In other words, it is not always that easy to match the weight of the motorcycle with the weight of the sidecar. And a heavier or a lighter sidecar does not mean a better sidecar. Of course, there multiple aspects of the sidecar like its build quality, frame, and wheels that will affect its weight distribution and handling.
Mismatching the weight of the sidecar with the weight of the motorcycle can not only make it harder for you to ride your motorcycle with the sidecar but also more dangerous.
This is also why some riders will often use ballast to fine-tune the sidecar’s weight. Because of that, you can often see riders adding between 20 to 100 lbs of extra weight to the sidecar depending on its weight, feel, and motorcycle and rider’s weight as well.
Another reason why the weight of a motorcycle sidecar can be important is when it is being shipped. Shipping heavier parcels can end up being pretty expensive so understanding how much your motorcycle sidecar weighs is vital in order to ensure you get the best quote possible.
Often because of its heavier weight shipping, a motorcycle sidecar can cost between $300 to $750 depending on where the sidecar is being shipped to or from.
Transportation and service
Lastly, sometimes you may need to disassemble the sidecar and transport it or move it to a different place for storage purposes or maintenance.
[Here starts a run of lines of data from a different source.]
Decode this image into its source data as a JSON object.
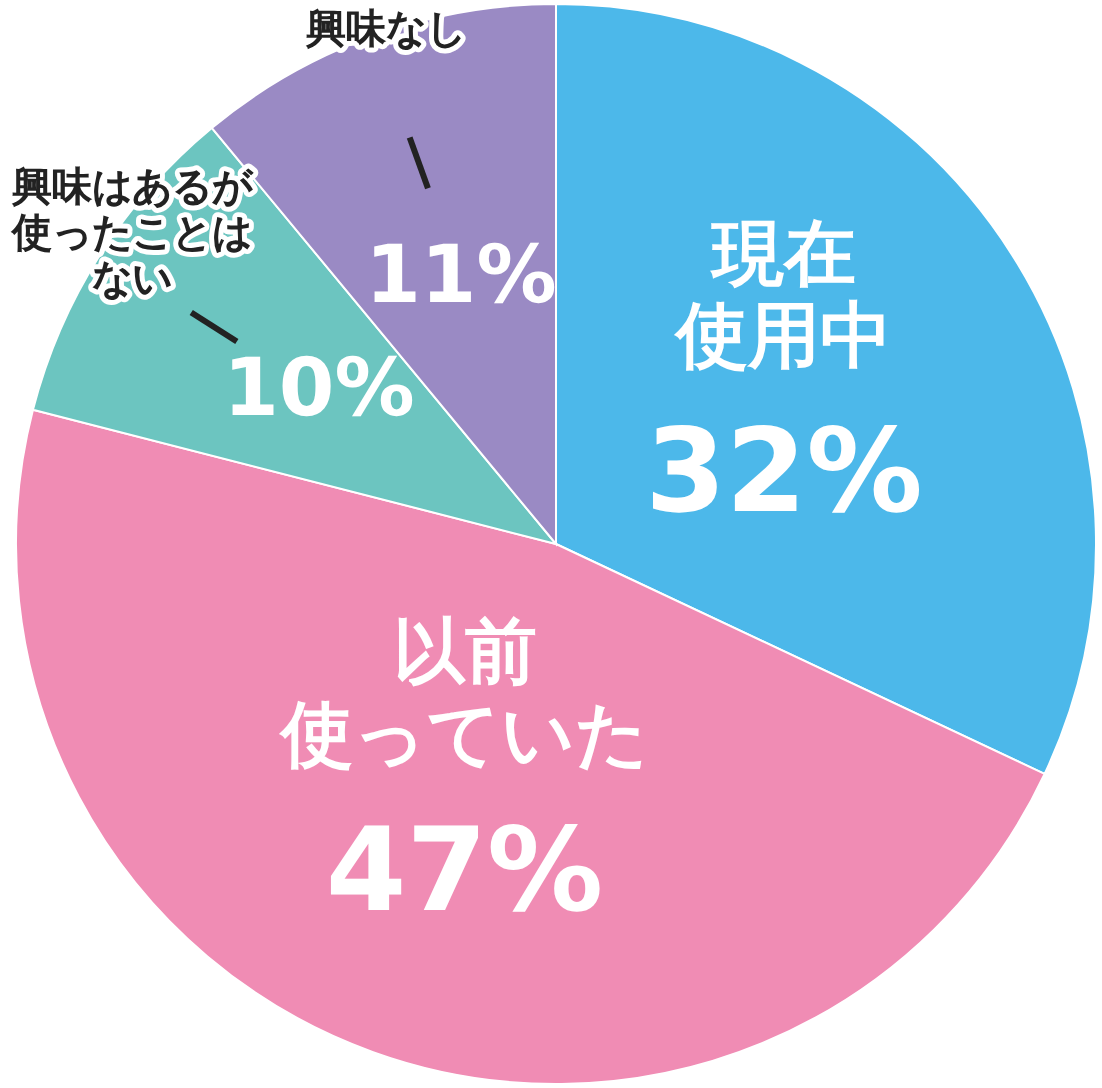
{
  "chart_data": {
    "type": "pie",
    "categories": [
      "現在使用中",
      "以前使っていた",
      "興味はあるが使ったことはない",
      "興味なし"
    ],
    "values": [
      32,
      47,
      10,
      11
    ],
    "value_labels": [
      "32%",
      "47%",
      "10%",
      "11%"
    ],
    "colors": [
      "#4cb8ea",
      "#f08cb4",
      "#6cc5c0",
      "#9a8ac4"
    ]
  }
}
This is why knowing how much the sidecar weighs is important depending on how you will move and transport it.
- What is the typical weight of a motorcycle sidecar?
- This question provides information about the weight of motorcycle sidecars, including the average weight range and how additional options can impact the overall weight. It also mentions the possibility of adding ballast to sidecars and includes an example of the weight range for various sidecar models.
- How does the weight of a motorcycle sidecar impact handling and other factors?
- This question delves into the significance of motorcycle sidecar weight on various aspects. It explains how weight distribution affects the rig’s handling, the rule of thumb for matching sidecar weight to motorcycle weight, and the role of ballast in adjusting weight distribution. It also discusses the implications of sidecar weight for shipping costs and transportation.
- Why is knowing the weight of a motorcycle sidecar important?
- This question addresses the practical importance of knowing the weight of a motorcycle sidecar. It explains how sidecar weight impacts handling, factors into shipping costs, and affects transportation and maintenance. It emphasizes that understanding the sidecar’s weight is essential for safety, proper rig setup, and efficient logistics.